Here in Arizona they do pay for the 19371 with diagnosis of 996.54. I also add the code for acquired deformity of the breast as a secondary code to let the payer know. What Medicare will not pay for is the replacement of the implant. I have not had any problems with any carriers not paying for the removal of the implant including our State Medicaid program with the dx of 996.54.

Good Luck!
 
Thank you for the feedback! I code for an ASC in Florida and the majority of our cases are self-pay, but if I come across a medicare case I am going to try billing those codes you provided.
 
In Alabama they will pay with dx 996.54. We always have them sign an ABN prior just in case.

Just a reminder there is a new ABN as of 3/3/08
"Beginning Monday, March 3, 2008, providers (including independent laboratories), physicians, practitioners, and suppliers may use the revised ABN for all situations where Medicare payment is expected to be denied. The revised ABN replaces the existing ABN-G (Form CMS-R-131G), ABN-L (Form CMS-R-131L), and NEMB (Form CMS-20007). CMS will allow a 6-month transition period from the date of implementation for use of the revised form and instructions. Thus, all providers and suppliers must begin using the revised ABN (CMS-R-131) no later than September 1, 2008." Link listed below to CMS' website.

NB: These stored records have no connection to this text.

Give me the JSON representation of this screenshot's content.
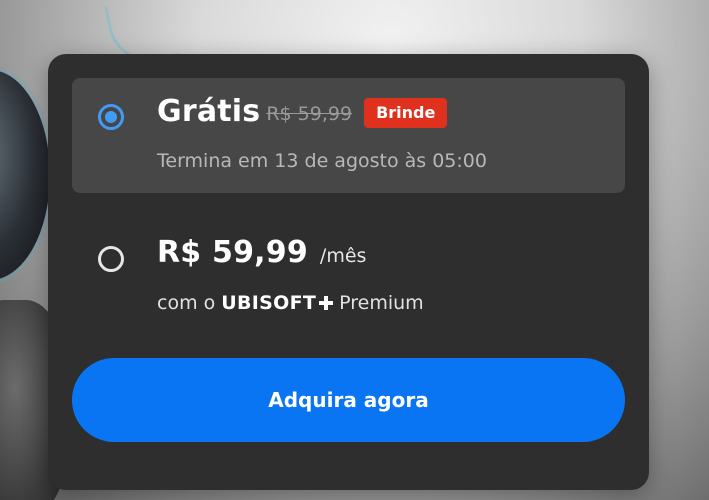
{
  "offer": {
    "selected": {
      "price": "Grátis",
      "original_price": "R$ 59,99",
      "badge": "Brinde",
      "ends_text": "Termina em 13 de agosto às 05:00"
    },
    "subscription": {
      "price": "R$ 59,99",
      "period": "/mês",
      "with_prefix": "com o",
      "brand": "UBISOFT",
      "brand_plus_icon": "plus-icon",
      "tier": "Premium"
    },
    "cta_label": "Adquira agora"
  },
  "colors": {
    "card": "#2e2e2e",
    "selected_option": "#474747",
    "radio_selected": "#3f9bf5",
    "badge": "#e0301e",
    "cta": "#0a75f2"
  }
}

http://www.cms.hhs.gov/BNI/02_ABNGABNL.asp
 
We actually had a case a few years ago that a patient had implants for cosmetic reasons and insisted that we bill Medicare for the removal and replace, so I had her sign an ABN and pay upfront for the procedure, know that they wouldn't pay....Well sure enough they came back and paid it all! I took the claim and EOB to the next Medicare meeting that I went to and our rep couldn't believe that they paid on it!!!!! So you never know!